Tutorial : Spark SQL and DataFrames Operations using Spark 1.6

In previous tutorial, we  have explained about Spark Core and RDD functionalities. Now In this tutorial we have covered Spark SQL and DataFrame operation from different source like JSON, Text and CSV data files. And we have provided running example of each functionality for better support. Lets begin the tutorial and discuss about the SparkSQL and DataFrames Operations using Spark 1.6

SparkSQL

Spark SQL is a component on top of Spark Core that introduces a new data abstraction called SchemaRDD, which provides support for structured and semi-structured data. Spark SQL is to execute SQL queries written using either a basic SQL syntax or HiveQL. It can also be used to read data from an existing Hive installation.It provides a programming abstraction called DataFrame and can act as distributed SQL query engine.

Create SQL Context

To create a basic SQL Context,

val sc = SparkCommon.sparkContext
val sqlContext = new org.apache.spark.sql.SQLContext(sc)

Basic Query

To make a query against a table, we call the sql() method on the SQLContext. The first thing we need to do is tell Spark SQL about some data to query. In this case we will load some Cars data from JSON, and give it a name by registering it as a “Cars1” so we can query it with SQL.

[{"itemNo" : 1, "name" : "ferrari", "speed" : 259 , "weight": 800},  {"itemNo" : 2, "name" : "jaguar", "speed" : 274 , "weight":998},  {"itemNo" : 3, "name" : "mercedes", "speed" : 340 , "weight": 1800},  {"itemNo" : 4, "name" : "audi", "speed" : 345 , "weight": 875},  {"itemNo" : 5, "name" : "lamborghini", "speed" : 355 , "weight": 1490},{"itemNo" : 6, "name" : "chevrolet", "speed" : 260 , "weight": 900},  {"itemNo" : 7, "name" : "ford", "speed" : 250 , "weight": 1061},  {"itemNo" : 8, "name" : "porche", "speed" : 320 , "weight": 1490},  {"itemNo" : 9, "name" : "bmw", "speed" : 325 , "weight": 1190},  {"itemNo" : 10, "name" : "mercedes-benz", "speed" : 312 , "weight": 1567}]
object BasicQueryExample {
val sc = SparkCommon.sparkContext
val sqlContext = new org.apache.spark.sql.SQLContext(sc)
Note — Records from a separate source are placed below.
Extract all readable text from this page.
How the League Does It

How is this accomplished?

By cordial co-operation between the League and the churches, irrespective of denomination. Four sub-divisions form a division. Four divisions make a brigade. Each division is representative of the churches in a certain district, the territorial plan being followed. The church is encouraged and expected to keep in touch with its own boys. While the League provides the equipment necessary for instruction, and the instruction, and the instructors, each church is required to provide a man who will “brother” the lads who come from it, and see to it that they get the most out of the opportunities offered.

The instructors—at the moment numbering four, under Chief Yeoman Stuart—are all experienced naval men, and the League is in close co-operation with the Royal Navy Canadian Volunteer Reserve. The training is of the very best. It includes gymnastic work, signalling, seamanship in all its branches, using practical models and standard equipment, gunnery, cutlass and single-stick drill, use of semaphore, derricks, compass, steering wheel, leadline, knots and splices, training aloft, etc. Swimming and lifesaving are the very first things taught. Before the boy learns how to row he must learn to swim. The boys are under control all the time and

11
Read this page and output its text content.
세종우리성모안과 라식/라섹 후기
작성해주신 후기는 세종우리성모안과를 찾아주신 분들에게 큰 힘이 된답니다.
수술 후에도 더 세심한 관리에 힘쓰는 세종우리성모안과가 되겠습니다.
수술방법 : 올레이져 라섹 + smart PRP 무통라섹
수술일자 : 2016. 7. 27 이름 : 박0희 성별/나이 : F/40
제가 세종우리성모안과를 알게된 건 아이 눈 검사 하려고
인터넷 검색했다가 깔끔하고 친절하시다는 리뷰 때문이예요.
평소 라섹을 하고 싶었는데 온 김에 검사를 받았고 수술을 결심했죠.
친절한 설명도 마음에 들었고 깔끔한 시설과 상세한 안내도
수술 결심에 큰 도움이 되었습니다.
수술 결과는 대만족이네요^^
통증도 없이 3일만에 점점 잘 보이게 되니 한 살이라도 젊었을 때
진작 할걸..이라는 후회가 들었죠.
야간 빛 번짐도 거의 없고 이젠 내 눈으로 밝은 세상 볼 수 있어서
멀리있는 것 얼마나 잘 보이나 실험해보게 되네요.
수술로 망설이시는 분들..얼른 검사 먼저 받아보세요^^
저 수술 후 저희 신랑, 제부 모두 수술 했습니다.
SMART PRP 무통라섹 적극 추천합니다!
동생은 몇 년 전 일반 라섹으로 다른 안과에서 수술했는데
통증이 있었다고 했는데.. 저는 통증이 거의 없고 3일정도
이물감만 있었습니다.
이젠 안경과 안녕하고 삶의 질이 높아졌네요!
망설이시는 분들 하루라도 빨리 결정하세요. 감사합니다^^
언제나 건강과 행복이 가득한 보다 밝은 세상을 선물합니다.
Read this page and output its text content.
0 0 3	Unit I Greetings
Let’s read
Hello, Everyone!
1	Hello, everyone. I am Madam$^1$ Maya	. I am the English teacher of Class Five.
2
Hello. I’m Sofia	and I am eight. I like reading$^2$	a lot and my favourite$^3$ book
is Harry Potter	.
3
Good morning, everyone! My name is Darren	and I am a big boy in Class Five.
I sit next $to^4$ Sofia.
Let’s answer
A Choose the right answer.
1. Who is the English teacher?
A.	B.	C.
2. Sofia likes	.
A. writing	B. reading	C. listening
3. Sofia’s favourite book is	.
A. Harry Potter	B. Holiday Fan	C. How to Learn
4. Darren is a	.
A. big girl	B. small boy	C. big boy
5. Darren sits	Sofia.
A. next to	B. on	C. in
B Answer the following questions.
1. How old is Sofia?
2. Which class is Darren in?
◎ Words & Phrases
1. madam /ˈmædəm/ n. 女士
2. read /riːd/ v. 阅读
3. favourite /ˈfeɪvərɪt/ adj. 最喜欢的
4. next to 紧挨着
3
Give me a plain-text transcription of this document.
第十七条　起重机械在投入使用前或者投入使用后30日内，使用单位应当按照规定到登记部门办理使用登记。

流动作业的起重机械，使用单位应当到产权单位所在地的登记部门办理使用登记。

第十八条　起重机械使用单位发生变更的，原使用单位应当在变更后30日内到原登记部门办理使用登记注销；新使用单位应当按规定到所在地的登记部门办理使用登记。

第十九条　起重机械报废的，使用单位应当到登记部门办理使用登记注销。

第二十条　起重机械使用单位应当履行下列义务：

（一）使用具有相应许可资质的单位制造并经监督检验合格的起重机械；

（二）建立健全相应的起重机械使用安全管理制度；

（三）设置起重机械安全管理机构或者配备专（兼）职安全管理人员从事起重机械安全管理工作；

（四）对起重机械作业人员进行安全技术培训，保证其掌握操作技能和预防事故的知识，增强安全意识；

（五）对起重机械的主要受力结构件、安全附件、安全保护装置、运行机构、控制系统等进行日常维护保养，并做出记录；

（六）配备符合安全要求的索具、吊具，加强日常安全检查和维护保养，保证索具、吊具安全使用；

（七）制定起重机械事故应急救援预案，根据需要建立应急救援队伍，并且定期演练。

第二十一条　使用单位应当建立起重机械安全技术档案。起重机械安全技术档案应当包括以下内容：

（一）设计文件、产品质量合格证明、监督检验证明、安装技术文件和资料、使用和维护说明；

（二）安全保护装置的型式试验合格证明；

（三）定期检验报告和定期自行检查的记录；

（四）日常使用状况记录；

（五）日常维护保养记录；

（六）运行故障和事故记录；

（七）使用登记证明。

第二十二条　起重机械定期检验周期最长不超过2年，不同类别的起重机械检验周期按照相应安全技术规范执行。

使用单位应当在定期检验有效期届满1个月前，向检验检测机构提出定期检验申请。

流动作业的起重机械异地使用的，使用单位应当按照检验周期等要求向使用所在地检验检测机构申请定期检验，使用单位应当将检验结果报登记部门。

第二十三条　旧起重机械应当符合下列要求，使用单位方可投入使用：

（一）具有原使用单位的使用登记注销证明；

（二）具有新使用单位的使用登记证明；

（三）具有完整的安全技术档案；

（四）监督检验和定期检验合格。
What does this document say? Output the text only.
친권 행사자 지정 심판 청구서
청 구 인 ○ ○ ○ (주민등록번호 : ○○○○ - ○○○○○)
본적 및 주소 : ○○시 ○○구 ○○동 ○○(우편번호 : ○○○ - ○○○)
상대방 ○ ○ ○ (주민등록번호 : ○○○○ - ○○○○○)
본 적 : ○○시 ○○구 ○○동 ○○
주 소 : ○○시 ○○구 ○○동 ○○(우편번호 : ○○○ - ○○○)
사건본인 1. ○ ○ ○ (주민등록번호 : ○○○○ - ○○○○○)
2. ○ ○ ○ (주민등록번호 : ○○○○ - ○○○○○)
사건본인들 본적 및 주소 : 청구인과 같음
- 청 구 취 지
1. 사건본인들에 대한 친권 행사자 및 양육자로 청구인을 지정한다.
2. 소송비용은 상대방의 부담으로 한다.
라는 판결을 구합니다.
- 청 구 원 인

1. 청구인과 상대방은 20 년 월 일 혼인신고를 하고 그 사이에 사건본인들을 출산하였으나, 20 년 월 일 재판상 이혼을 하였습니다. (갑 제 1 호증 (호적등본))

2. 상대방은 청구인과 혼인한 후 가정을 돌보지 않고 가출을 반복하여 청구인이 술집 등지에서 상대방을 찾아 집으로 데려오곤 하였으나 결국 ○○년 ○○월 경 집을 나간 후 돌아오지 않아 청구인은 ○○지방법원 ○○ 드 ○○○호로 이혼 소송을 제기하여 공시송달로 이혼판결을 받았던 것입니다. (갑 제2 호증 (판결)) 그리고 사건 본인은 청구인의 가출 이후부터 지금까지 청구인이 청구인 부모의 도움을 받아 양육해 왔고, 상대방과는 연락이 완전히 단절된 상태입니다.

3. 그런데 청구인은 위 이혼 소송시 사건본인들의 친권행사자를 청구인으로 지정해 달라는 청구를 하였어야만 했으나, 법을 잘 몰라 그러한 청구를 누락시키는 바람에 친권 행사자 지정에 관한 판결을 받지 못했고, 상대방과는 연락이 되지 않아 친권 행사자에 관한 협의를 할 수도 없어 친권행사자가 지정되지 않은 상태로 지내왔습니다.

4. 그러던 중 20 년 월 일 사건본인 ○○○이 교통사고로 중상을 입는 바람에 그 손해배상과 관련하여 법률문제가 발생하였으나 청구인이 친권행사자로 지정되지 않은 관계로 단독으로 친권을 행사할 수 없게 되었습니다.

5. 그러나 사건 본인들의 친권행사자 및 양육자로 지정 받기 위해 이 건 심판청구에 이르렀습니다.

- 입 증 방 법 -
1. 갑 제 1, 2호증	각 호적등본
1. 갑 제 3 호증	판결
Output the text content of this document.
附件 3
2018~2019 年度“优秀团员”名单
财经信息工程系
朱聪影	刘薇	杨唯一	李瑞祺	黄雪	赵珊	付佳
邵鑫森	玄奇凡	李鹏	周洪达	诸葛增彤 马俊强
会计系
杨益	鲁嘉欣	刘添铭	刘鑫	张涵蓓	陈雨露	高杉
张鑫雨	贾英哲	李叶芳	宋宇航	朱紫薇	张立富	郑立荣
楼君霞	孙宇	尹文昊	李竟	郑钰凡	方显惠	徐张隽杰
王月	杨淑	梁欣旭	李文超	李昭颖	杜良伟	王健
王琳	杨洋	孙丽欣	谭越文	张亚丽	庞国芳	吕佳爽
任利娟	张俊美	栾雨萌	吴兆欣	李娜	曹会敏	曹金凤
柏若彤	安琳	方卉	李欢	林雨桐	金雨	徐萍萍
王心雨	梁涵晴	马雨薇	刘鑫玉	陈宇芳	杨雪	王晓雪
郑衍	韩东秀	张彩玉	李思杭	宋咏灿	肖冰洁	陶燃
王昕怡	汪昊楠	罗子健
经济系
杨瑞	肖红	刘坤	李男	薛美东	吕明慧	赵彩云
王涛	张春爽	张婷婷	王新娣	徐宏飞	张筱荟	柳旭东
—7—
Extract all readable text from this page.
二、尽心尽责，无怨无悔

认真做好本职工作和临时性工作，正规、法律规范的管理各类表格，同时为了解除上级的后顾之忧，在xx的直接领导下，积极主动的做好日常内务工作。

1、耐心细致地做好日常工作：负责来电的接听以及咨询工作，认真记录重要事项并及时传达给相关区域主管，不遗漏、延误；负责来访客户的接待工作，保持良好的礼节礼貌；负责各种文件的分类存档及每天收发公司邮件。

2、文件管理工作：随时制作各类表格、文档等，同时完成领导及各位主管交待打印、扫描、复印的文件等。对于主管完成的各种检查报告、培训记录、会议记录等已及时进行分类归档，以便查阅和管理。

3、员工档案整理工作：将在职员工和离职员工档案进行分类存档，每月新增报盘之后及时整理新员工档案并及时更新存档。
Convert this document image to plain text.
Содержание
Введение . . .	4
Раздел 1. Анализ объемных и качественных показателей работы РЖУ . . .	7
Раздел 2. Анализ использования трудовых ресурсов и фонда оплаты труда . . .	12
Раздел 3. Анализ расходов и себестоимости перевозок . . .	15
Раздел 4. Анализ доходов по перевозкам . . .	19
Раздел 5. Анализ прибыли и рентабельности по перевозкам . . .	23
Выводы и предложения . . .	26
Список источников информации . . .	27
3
def main(args: Array[String]) {

import sqlContext.implicits._

val input = sqlContext.read.json("src/main/resources/cars1.json")

input.registerTempTable("Cars1")

val result = sqlContext.sql("SELECT * FROM Cars1")

result.show()
}

}

case class Cars1(name: String)

sqldata

Interoperating with RDDs

SparkSQL supports two method for converting existing RDDs into DataFrames .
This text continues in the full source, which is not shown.